US says Baghdad airport blast was 'attack' on diplomatic compound
The US embassy said Wednesday that a blast at Baghdad airport late the previous night was an attack on a US diplomatic compound that caused no casualties.
The attack came just hours before Iran's new president, Masoud Pezeshkian, flew in for a three-day visit, his first foreign trip since taking office in July.
"There was an attack at the Baghdad Diplomatic Services Compound, a US diplomatic facility," the embassy said in a statement. "Fortunately, there are no reported casualties, and we are assessing the damage and its cause."
Iraq's Joint Operations Command had earlier reported an explosion inside an area of the airport occupied by international coalition advisers.
"Iraqi security forces were unable... to determine the origin of the explosion, which has not been claimed," the command's spokesman, Major General Tahseen Al Khafaji, said in a statement.
A senior military official, speaking on condition of anonymity, told AFP that "two Katyusha-type rockets" had caused the explosion.
"One fell on the wall of the Iraqi anti-terrorist forces compound.
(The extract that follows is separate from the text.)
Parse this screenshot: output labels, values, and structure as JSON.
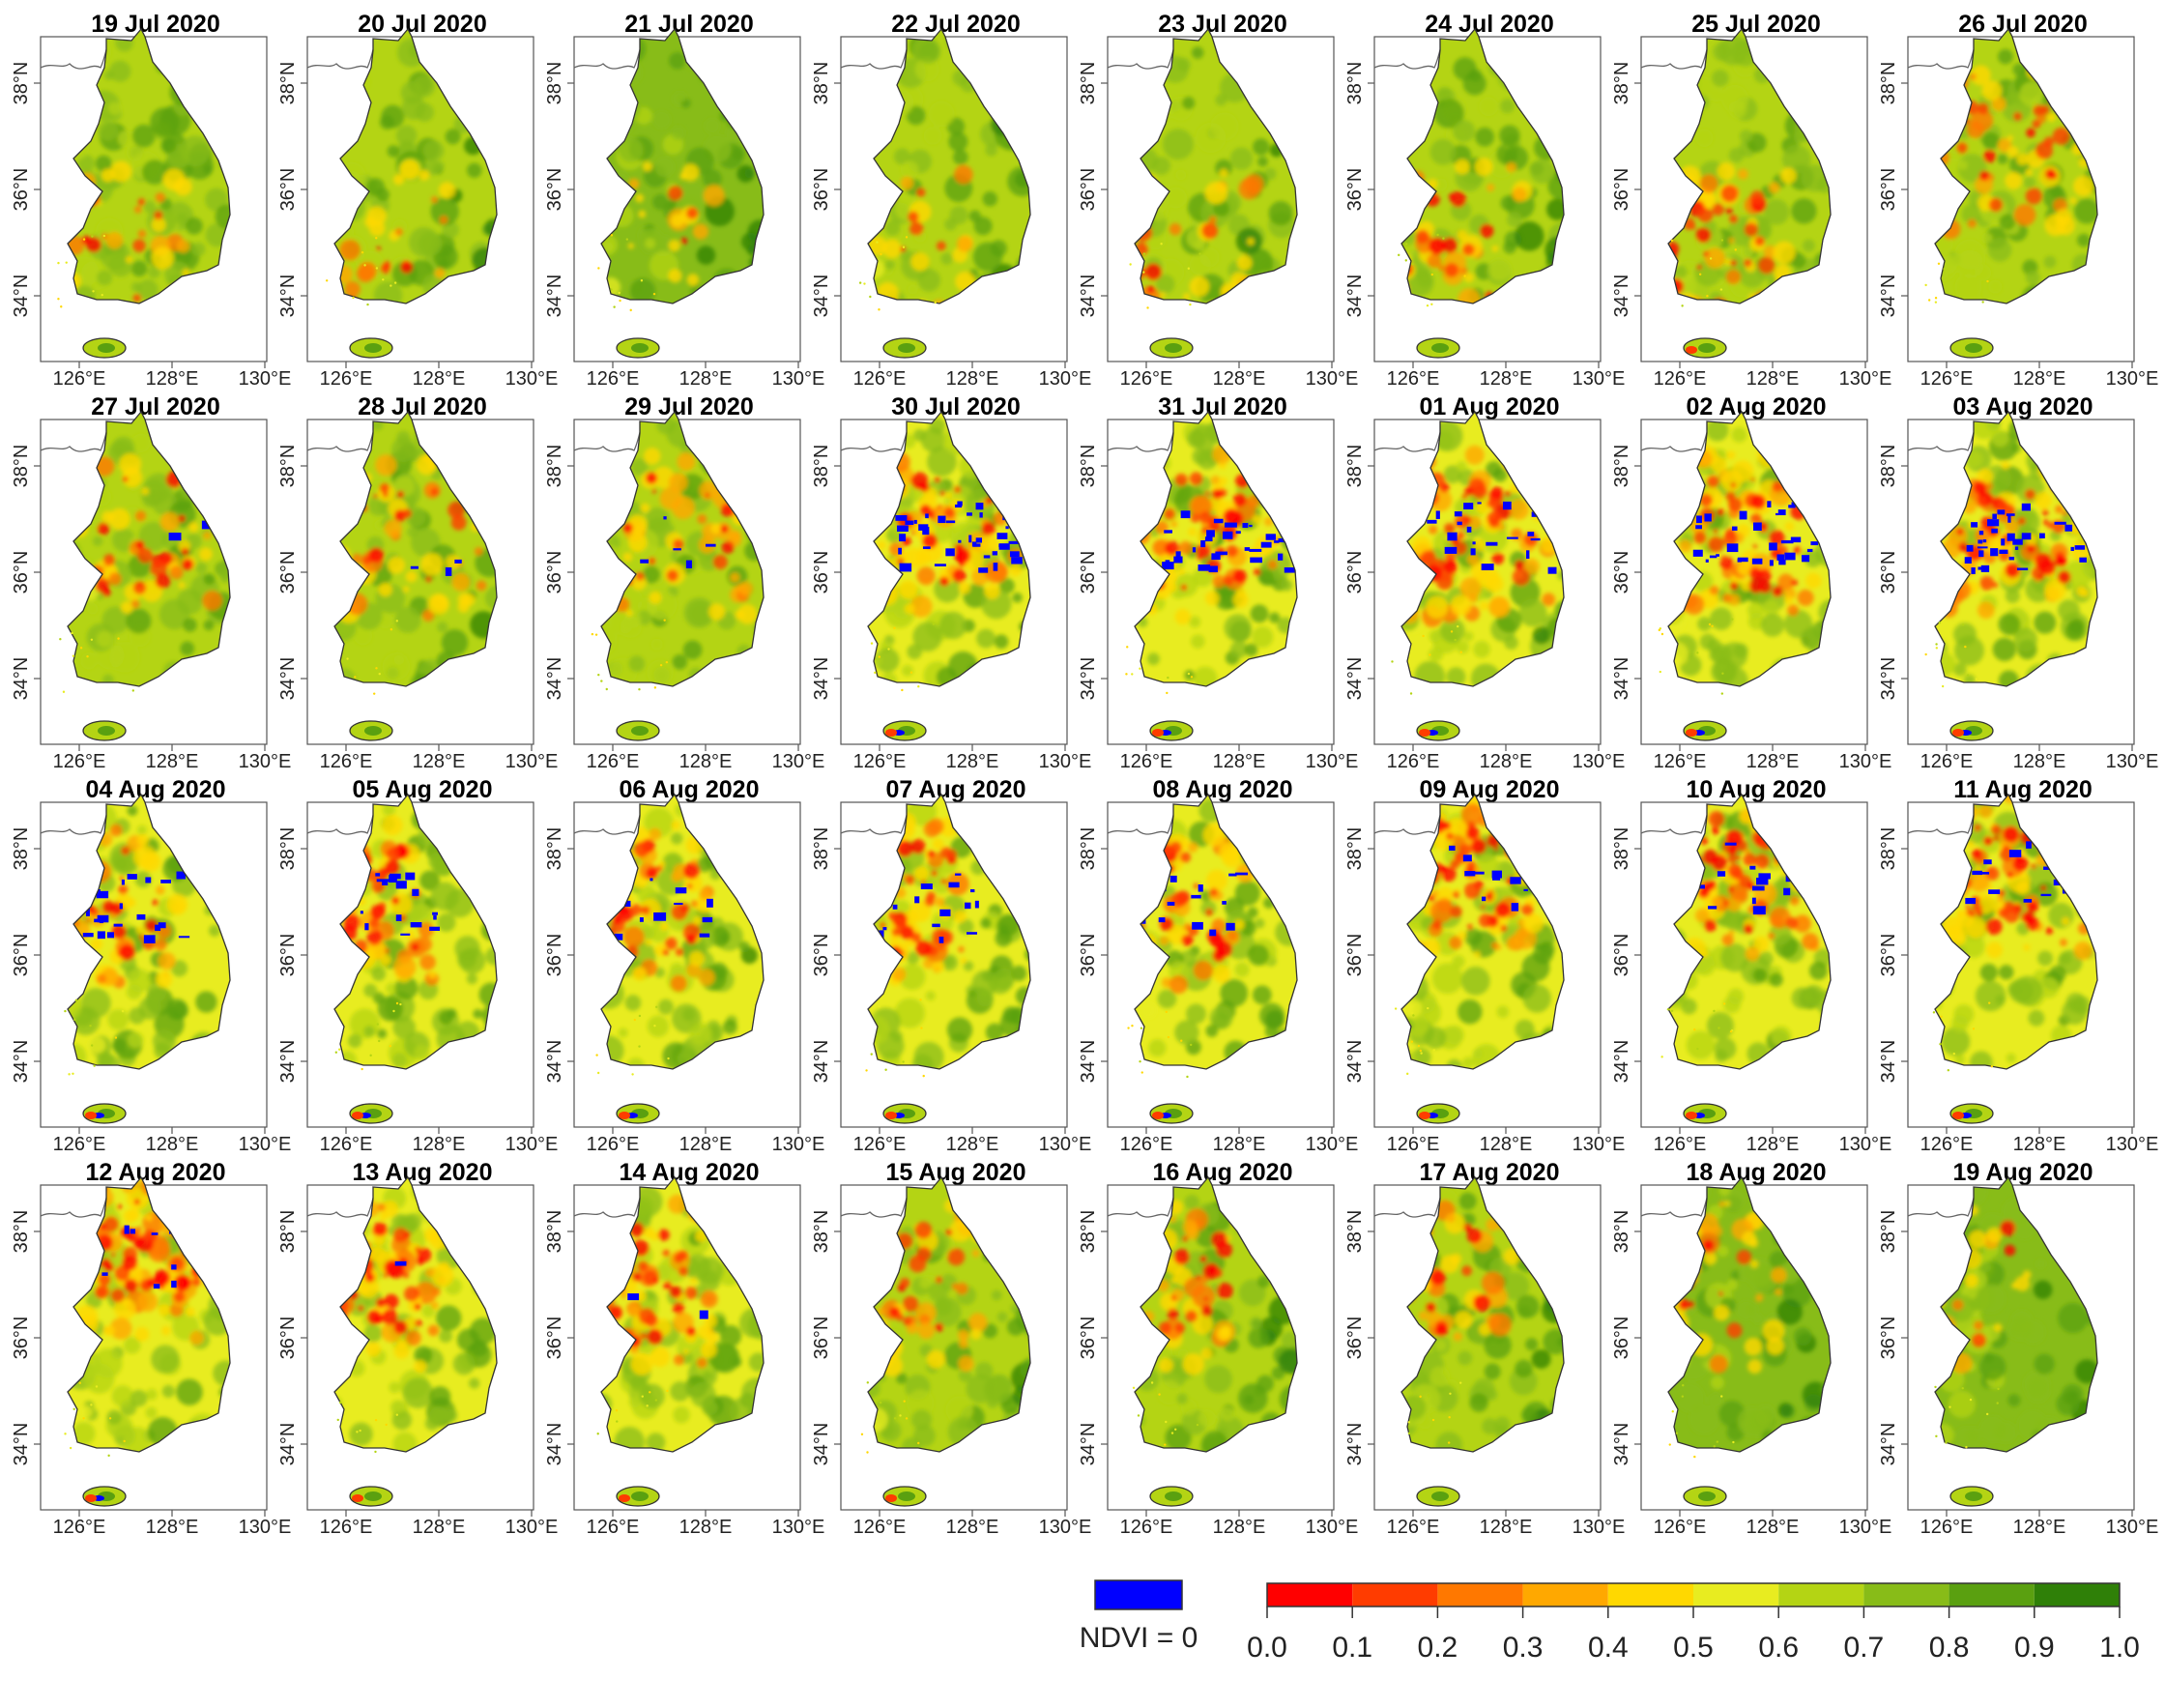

The second was inside the base hosting the international anti-jihadist coalition led by Washington."
US military and civilian facilities in Iraq have come under repeated attack, both by Sunni Muslim extremists and by Shiite armed groups backed by Iran.
The Baghdad airport diplomatic compound was previously targeted in January 2022.
Bases used by US troops came under a barrage of rocket and drone attacks by Iran-backed elements of Iraq's armed forces last winter, triggering retaliatory US air strikes in both Iraq and neighbouring Syria.
The Iraqi government responded by opening talks with the US administration on the withdrawal of the remaining US-led troops deployed against the Islamic State jihadist group.